As initially suggested by @MichaelHamann, it seems the easiest to fix Loading... would be to just stop storing diff and always store full content for each version (something you can already do with xwiki.store.rcs.nodesPerFull=1 in xwiki.cfg).
I think I heard someone in the back complaining that it’s going to waste tons of space if we do that. The (hopefully enough) answer to that is compression. Currently, we store a full content every 5 versions, so if the compression is good enough to reduce the size to close to 20% it should not eat more space (we might actually win space in some cases if the changes are big enough). The first idea that comes to mind is to compress the data before storing it, but I parsed the documentation of the various databases we officially support and spotted a native compression solution for each one:
PostgreSQL: it’s compressed by default, but only for content bigger than 2kB (can be changed using the TOAST_TUPLE_THRESHOLD and TOAST_COMPRESSION_THRESHOLD, but the documentation is not super explicit on how to actually set those, might be more obvious for someone more used to PosgreSQL than me) which can happen for a document without any xobject and a small content
MySQL and MariaDB: it can be enabled when creating the table (if we find a way to tell the hibernate initializer that), or shortly after the creation (on our side) by setting the raw format COMPRESSION (the default is DYNAMIC which also have some storage optimization, but not as much as COMPRESSION)
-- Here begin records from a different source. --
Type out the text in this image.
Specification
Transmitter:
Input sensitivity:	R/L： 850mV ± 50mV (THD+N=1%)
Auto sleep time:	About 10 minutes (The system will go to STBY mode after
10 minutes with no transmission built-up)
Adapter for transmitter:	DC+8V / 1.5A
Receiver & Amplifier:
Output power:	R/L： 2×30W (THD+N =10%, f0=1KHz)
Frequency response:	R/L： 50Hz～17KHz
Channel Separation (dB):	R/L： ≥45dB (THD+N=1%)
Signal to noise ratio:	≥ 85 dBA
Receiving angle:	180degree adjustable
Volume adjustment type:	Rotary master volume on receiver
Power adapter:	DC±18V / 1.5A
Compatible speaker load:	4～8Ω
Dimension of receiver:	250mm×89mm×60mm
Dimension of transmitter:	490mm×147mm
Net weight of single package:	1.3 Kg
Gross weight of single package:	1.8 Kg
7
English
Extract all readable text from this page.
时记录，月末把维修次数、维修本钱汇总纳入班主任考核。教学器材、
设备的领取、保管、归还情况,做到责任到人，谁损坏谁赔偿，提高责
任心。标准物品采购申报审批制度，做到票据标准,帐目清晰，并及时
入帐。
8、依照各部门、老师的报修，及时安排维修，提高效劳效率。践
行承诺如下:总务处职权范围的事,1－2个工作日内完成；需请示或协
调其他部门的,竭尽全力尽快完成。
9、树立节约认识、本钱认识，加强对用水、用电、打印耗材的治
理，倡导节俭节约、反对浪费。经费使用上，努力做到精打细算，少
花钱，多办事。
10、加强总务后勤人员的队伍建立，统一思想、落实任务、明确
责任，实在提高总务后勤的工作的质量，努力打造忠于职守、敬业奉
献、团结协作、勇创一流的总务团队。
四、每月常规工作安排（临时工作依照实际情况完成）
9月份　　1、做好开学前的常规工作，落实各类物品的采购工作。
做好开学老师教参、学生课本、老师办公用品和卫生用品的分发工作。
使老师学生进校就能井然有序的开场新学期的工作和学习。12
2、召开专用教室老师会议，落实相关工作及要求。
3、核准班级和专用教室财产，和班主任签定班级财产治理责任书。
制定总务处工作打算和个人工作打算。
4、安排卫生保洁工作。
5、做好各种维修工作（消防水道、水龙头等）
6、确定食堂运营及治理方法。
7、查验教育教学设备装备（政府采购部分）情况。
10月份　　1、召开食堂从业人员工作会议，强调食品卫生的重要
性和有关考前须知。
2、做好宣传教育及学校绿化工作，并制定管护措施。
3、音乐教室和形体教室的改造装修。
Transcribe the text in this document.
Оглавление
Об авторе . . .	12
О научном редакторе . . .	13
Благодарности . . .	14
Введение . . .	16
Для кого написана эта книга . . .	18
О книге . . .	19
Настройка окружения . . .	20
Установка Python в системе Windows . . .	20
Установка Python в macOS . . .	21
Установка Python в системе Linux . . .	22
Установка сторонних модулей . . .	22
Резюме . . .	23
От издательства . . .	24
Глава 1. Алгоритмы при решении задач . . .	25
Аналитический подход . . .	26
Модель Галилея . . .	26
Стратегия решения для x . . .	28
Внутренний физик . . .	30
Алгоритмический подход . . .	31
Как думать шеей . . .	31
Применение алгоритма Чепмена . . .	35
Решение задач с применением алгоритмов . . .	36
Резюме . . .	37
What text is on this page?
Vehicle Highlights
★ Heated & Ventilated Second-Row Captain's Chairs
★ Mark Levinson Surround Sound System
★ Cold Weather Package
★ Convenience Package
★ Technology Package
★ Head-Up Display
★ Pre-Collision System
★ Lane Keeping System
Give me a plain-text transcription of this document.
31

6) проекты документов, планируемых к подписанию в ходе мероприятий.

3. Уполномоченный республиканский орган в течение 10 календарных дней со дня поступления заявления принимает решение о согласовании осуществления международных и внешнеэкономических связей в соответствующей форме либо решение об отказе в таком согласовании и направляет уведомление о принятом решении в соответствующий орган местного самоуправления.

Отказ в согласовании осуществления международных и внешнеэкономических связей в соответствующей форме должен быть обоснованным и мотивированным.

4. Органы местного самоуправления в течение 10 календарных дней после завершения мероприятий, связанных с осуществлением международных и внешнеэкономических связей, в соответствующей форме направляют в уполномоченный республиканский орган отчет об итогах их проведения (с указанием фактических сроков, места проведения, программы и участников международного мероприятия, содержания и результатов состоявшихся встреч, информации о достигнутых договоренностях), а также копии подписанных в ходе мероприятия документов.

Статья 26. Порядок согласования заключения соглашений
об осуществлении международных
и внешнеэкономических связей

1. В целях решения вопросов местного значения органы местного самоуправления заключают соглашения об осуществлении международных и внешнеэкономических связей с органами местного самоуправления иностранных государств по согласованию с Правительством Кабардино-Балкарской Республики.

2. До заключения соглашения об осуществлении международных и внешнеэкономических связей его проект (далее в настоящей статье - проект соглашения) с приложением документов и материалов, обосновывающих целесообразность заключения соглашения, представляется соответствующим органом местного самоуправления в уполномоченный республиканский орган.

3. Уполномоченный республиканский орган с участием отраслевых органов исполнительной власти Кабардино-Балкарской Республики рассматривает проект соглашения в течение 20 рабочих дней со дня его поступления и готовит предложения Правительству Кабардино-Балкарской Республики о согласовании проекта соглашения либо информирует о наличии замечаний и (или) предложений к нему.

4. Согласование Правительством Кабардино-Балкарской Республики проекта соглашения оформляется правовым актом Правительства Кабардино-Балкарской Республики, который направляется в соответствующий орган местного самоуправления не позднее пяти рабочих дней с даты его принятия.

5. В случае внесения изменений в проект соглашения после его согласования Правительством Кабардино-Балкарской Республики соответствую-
Oracle: similarly to MySQL and MariaDB, you can tell Oracle that you would like the table to be COMPRESSED
HSQLDB: this one is not too critical as it’s not really recommended to use it in production, but it can be enabled in the hibernate.cfg.xml using the property hsqldb.lob_compressed
So as an experiment, I would like to propose, starting with XWiki 17.0.0 (or at least ASAP in 17.x), the following:
make sure the RCS table has some native compression enabled:
doing nothing for PostgreSQL for now (we might decide later to try to force reducing the THRESHOLD)
make sure compression is enabled for the table xwikircs in MySQL, MariaDB and Oracle
add a migration to convert existing tables
make sure the table creation is done with the right flag
change the default value of xwiki.store.rcs.nodesPerFull to 1, effectively disabling the diff by default (someone can always revert it to 5, or even increase it if not happy with the result in terms of used space)
Thanks @tmortagne,
Do you have numbers regarding the performance improvement of this change?
I’m +1 assuming we have a significant performance improvement.
The numbers I don’t have is the performances cost of enabling compression in the RCS table for MySQL for example. But I suspect it’s low (but still not null, as it would be the default I assume).
Are you sure we can do this? Are you confident that Hibernate allows controlling this or is your idea to write some DB-dependent code to issue some custom SQL for each DB to enable compression on the history table?
As I indicated above, if we don’t find how to tell Hibernate initializer to set a specific flag in the create table, we can always set it right after, on our side (so basically what we’ll do in the migration).
+1 from my side. I would like to mention the following benefits:
better performance both for storing revisions (huge performance improvement as mentioned by Thomas) and for viewing them (just need to read a single entry, no need to apply up to 4 diffs)
much more robust storage with less potential for unreadable revisions. I think that issues like XWIKI-19596 simply won’t exist anymore when not storing diffs (I assume that issue is due to a temporarily inconsistent state of the history store).
much simpler and thus less error-prone revision deletion (at the moment, I would bet for example that you end up with broken revisions if two users delete adjacent old revisions at exactly the same time).
While this is the first step, I think we should think about next steps:
Stop supporting storing new revisions with diff.
Migrate existing diffs to full revisions and remove support for reading diffs.
It makes sense to treat them as separate steps, though, we could plan them for the next development cycles (e.g., first for 18.x, second for 19.x).
One cons (which could actually be yet another pro, see after) is the “Green IT”/ecology part with the increase in storage space.
However, I have no idea how to measure that and whether the speed increase (thus less CPU) is not completely offsetting this. Note that if we use DB compression this also increases the CPU needs.
Globally it’s extra “cost” of storing more info vs extra “cost” of reconstructing the full information from less storage.